How very wrong I was! It turns out that they liked the limited availability of things to do. The first two days we were there last winter were basically pajama days. None of the kids wanted to get dressed – a sign to me that they were, indeed, exhausted. This cabin has a TV but only to play videos or DVDs so we watched a lot of movies that we didn’t have time for over the year and especially over the Christmas season. The absence of noise, hustle and bustle, and routine was just what our little son needed. He relished the quiet walks around the campground, he seemed to love the quiet drives on our elk-spotting adventures. He loved running up and down the hills and along the gravel paths during the walks with the dogs. He read books, he transformed toys, he played video games, he interacted with us in such appropriate ways.
The very first time we went to the cabin, I told my husband I’d go…IF…. See, camping is not my thing, and as we hadn’t been there before, I didn’t really know what to expect. I agreed to go, IF he agreed to do a lot of the “work” – you know, gathering wood, starting fires, entertaining kids. I didn’t want a vacation where I had to do all the work. Well true to his word, he organized all the outings, he kept track of all 3 kids while walking through the Grand Canyon of Pennsylvania, he made sure they all had turns at the lookout posts to see out over the canyon. He taught them fire safety around the campfires, he read, he snuggled, he walked the dogs with the kids.
And me? I was bored. Yes, really. I hate to admit it. I didn’t take enough books. I didn’t figure I’d have so much free time. Last winter we did puzzles – about 5 of them! Tim & I would get the kids started on a puzzle, let them work on it through the day and we’d finish it at night. I watched movies, listened to music, and struggled through the lack of Internet (no access unless you’re in the camp office and I didn’t intend to spend my vacation in there). I think a lot of the issue, for me, is that this trip truly gives me a chance to STOP and rest. In the stopping, there’s the internal realization of just how busy we are, and just how tired I am, and just how exhausted the kids seem. Last year, I was hesitant to rest. I didn’t want it to seem like I was “checking out” for the week. I’m an involved mom and I love my kids and my husband – I hate missing out on time with them. But I know the trip is refreshing and invigorating for my husband and our kids – especially our little guy. And so it’s okay if I take the time to rest and unwind.

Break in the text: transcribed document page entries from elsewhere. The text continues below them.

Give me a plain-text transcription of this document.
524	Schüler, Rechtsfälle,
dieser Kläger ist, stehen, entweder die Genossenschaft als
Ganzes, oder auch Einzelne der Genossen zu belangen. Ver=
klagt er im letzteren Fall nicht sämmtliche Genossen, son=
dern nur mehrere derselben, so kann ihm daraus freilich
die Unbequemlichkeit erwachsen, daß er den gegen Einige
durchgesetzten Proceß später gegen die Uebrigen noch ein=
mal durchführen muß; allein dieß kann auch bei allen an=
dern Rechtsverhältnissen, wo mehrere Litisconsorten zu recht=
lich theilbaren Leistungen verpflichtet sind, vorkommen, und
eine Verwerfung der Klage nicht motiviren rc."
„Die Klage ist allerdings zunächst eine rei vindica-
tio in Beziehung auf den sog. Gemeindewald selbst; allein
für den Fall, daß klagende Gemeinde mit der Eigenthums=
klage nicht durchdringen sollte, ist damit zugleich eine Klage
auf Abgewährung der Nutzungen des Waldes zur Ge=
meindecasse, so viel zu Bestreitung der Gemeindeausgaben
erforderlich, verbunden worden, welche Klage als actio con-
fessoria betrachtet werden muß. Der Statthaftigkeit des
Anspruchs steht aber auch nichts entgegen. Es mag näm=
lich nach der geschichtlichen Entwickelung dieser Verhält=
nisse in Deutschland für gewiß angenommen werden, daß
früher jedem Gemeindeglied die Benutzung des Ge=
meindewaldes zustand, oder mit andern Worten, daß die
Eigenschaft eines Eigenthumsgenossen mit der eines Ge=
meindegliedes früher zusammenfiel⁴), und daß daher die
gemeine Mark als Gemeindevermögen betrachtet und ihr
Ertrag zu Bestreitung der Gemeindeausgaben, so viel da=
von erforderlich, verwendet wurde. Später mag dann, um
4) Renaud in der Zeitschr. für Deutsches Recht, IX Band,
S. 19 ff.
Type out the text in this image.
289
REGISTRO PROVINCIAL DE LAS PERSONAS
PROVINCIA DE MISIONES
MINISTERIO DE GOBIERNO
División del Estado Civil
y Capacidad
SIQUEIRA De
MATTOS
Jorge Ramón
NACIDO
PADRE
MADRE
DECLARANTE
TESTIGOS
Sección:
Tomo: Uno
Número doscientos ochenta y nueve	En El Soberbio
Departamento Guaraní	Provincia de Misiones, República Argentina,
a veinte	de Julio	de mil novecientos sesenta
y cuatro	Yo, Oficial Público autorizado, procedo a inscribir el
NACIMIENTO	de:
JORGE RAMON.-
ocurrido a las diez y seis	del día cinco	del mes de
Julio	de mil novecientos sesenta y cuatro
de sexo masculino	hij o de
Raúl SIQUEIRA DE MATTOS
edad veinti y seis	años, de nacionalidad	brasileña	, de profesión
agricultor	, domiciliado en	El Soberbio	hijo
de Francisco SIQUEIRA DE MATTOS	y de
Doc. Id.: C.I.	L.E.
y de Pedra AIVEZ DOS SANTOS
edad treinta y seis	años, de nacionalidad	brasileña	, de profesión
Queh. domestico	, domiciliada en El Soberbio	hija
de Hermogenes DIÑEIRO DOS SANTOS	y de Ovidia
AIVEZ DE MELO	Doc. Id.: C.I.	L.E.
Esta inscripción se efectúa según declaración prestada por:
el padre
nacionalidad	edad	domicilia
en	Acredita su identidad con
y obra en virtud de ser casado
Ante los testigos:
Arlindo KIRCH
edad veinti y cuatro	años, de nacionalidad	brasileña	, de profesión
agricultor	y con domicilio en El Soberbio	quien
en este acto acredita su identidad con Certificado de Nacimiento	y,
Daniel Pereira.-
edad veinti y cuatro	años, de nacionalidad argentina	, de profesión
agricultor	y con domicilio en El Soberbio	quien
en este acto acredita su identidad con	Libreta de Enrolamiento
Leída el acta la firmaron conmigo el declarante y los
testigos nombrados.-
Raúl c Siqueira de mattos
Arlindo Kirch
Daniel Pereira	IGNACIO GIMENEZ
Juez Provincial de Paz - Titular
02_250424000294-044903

This year, he asked again: “Should we go away this winter?” Flashbacks to campfires, hot cocoa, smiles, snuggly bedtimes, long walks, fresh air, a fun getaway that all our kids will enjoy, especially our son with all his needs. Since we home-school our kids we can be a little more flexible with travel time. So we’ve picked a time this winter and we’ll be heading up to the cabin again for a winter getaway. We’re looking forward to the escape and hibernation after holiday hustle and bustle, some time to just relax after things are undecorated and put away, and some time to enjoy the peace and quiet that this trip affords!
‘Tis the season of peace – we plan to take advantage of that by running away for a break!